Riding Shotgun is a little bit Elmore Lenonard, in that there are multiple plot lines running in parallel and independently. The characters are well-developed and interesting and so it the story.
‘nough said. Go buy the book.
Feb 2, 2017
First, to be upfront and honest with you, my youngest daughter has been some kind of financial analysist for most of her career. She absolutely resents my belief that only rich people give advice worth listening to. Because her unemployed husband spends money faster than the Denver Mint can print it she will probably never have enough money to fit my model. Second, I’ve blown off the jabbering of most of that class of employable talking head beause their use of the English language is too imprecise for me to take them seriously.

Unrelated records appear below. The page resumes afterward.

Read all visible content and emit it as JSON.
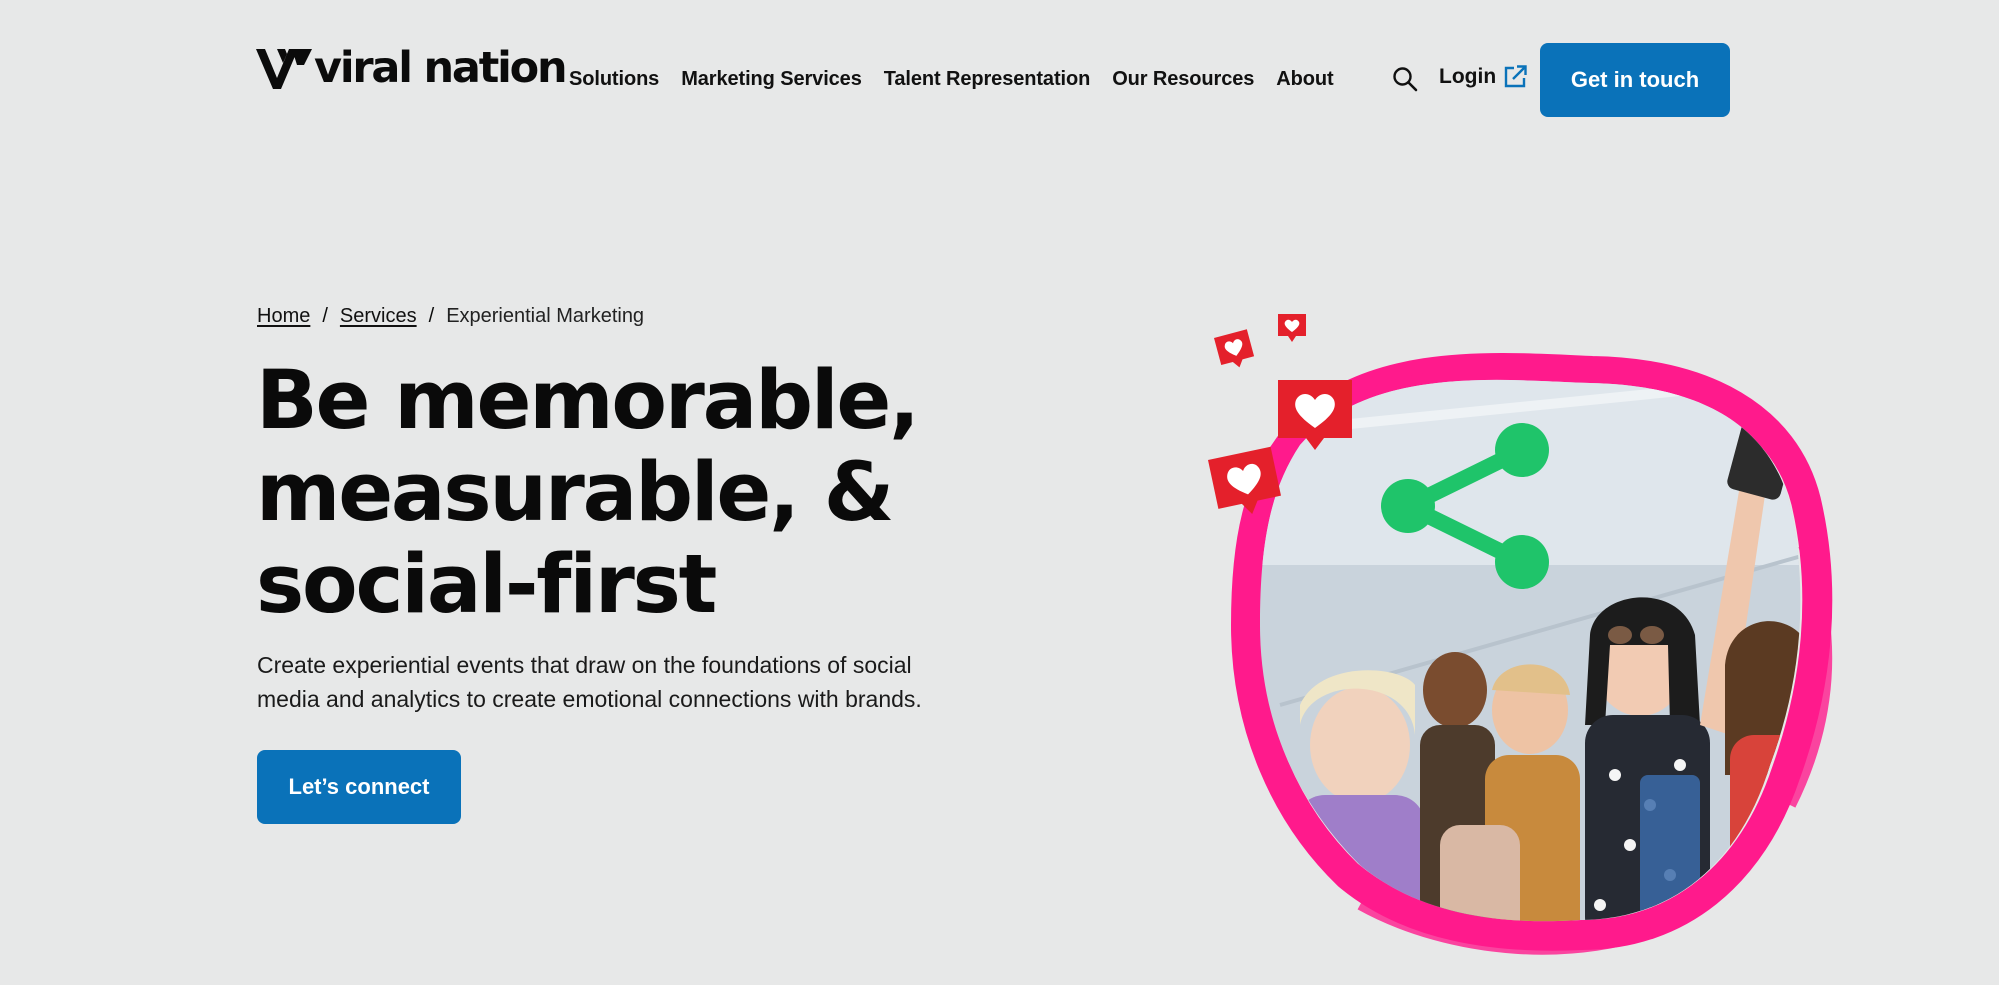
{
  "brand": {
    "name": "viral nation"
  },
  "nav": {
    "items": [
      {
        "label": "Solutions"
      },
      {
        "label": "Marketing Services"
      },
      {
        "label": "Talent Representation"
      },
      {
        "label": "Our Resources"
      },
      {
        "label": "About"
      }
    ],
    "search_icon": "search-icon",
    "login_label": "Login",
    "login_icon": "external-link-icon",
    "cta_label": "Get in touch"
  },
  "breadcrumb": {
    "home": "Home",
    "separator": "/",
    "services": "Services",
    "current": "Experiential Marketing"
  },
  "hero": {
    "headline_lines": [
      "Be memorable,",
      "measurable, &",
      "social-first"
    ],
    "subtext_lines": [
      "Create experiential events that draw on the foundations of social",
      "media and analytics to create emotional connections with brands."
    ],
    "cta_label": "Let’s connect",
    "image_icons": [
      "heart-notification-icon",
      "share-icon"
    ]
  },
  "colors": {
    "background": "#e7e8e8",
    "accent": "#0a72b9",
    "heart_red": "#e4202b",
    "share_green": "#1fc46a",
    "brush_pink": "#ff1a8c"
  }
}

A couple of years before the last crash (they will be coming a lot quicker in the near future until we stay crashed) those nitwits often said, “Home ownership is at an all time high.” The only person I’d known who actually owned his home was my father. The rest of us just rent from banks instead of landlords.

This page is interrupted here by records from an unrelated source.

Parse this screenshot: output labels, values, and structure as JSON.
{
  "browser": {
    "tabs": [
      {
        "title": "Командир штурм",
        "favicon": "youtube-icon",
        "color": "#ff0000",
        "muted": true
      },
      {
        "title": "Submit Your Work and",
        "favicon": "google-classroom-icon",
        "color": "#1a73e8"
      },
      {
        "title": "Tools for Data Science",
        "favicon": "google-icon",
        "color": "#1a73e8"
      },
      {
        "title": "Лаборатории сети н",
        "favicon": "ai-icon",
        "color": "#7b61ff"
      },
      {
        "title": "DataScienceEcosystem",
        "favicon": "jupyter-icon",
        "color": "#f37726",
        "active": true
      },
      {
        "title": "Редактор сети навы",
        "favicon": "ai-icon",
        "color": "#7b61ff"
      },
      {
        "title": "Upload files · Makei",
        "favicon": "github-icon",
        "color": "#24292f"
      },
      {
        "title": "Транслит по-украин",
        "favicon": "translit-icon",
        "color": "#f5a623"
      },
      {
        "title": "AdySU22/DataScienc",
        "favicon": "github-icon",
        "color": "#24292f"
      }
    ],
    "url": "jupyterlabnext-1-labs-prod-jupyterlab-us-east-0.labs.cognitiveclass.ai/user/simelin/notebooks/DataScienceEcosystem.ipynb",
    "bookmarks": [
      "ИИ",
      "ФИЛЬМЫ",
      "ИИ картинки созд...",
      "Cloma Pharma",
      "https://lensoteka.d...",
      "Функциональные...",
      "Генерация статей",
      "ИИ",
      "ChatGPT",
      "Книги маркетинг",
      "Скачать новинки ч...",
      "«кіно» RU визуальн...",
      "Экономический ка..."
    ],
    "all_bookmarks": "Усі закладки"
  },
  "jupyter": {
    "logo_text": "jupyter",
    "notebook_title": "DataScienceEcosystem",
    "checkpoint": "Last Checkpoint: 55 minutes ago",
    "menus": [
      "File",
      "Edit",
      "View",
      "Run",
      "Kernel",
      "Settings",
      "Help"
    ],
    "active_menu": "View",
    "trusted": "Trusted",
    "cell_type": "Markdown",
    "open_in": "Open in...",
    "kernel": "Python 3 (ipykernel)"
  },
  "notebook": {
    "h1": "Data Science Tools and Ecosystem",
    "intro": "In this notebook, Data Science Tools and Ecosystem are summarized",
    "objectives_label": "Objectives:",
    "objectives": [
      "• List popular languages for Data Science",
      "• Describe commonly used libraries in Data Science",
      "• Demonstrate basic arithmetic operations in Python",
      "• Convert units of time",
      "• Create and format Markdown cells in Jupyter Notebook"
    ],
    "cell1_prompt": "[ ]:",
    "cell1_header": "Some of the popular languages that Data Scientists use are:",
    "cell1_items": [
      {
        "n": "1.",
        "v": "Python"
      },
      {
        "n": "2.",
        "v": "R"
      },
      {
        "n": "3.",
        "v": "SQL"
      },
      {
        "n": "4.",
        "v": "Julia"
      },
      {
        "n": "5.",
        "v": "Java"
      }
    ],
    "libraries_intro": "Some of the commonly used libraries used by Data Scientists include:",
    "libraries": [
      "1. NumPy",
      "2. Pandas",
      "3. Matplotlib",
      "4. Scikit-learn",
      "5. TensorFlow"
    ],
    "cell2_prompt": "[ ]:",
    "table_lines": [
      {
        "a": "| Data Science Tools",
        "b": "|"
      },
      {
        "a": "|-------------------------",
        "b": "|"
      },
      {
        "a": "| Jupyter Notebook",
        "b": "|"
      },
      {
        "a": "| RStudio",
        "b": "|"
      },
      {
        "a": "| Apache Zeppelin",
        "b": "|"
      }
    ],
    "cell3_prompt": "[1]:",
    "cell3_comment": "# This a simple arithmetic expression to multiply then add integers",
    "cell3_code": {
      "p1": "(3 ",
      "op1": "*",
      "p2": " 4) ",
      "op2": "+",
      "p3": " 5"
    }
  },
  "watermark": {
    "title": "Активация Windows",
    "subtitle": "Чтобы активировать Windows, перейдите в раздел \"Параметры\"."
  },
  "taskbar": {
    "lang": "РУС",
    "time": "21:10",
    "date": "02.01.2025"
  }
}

So, now those geniuses are predicting a bad year for Hardly, “Harley-Davidson officials worry economic and political uncertainty globally lowers spending for their products. Plus, HD’s most ardent fans may be aging; young riders may not replace the older fans.” “May be aging?” Now shit, Sherlock. What planet do you yokels squat on? Hardly’s fans are not just aging, they are petrifying. Buying a Harley is the kind of thing a guy puts on his bucket list when the bucket is too fucked up to hold water, eggs, or sandwiches. Hardly and Indian are betting the farm on the oldest segment of an already ancient demographic. For years, the MIC has been pretending the average age of motorcyclists is holding steady at something between 48 and 60, depending on the study and the state and who the results benefit. If my own observations amount to anything, I’d bet the average new motorcycle buyer is closer to 60 than 40 and had a crap load of money (at least $85k annually, according to a couple of recent surveys).
For example, NHTSA says that the average age of motorcycle riders killed in crashes was 42 in 2014. Since you’d expect a good number of motorcycle deaths to be the clueless “youth death squad,” that means a boat load of that age offset must be coming from the way-over-50 crowd. That’s one way to thin the herd. From the experience of several hundred beginning motorcycle classes, I’ve often suspected that Hardly was a secret Republican plot to eliminate a lot of Social Security costs. Admit it, that’s not much different from the Republican healthcare plan, “Just die, will you?”
One thing I have always believed about predictions of all sorts is that nobody knows anything. I have given up trying to figure out what kind of idiot choices and fads humans will follow off of a cliff next and I wouldn’t put my money on shorting Harley Davidson. I wouldn’t buy a Harley, either.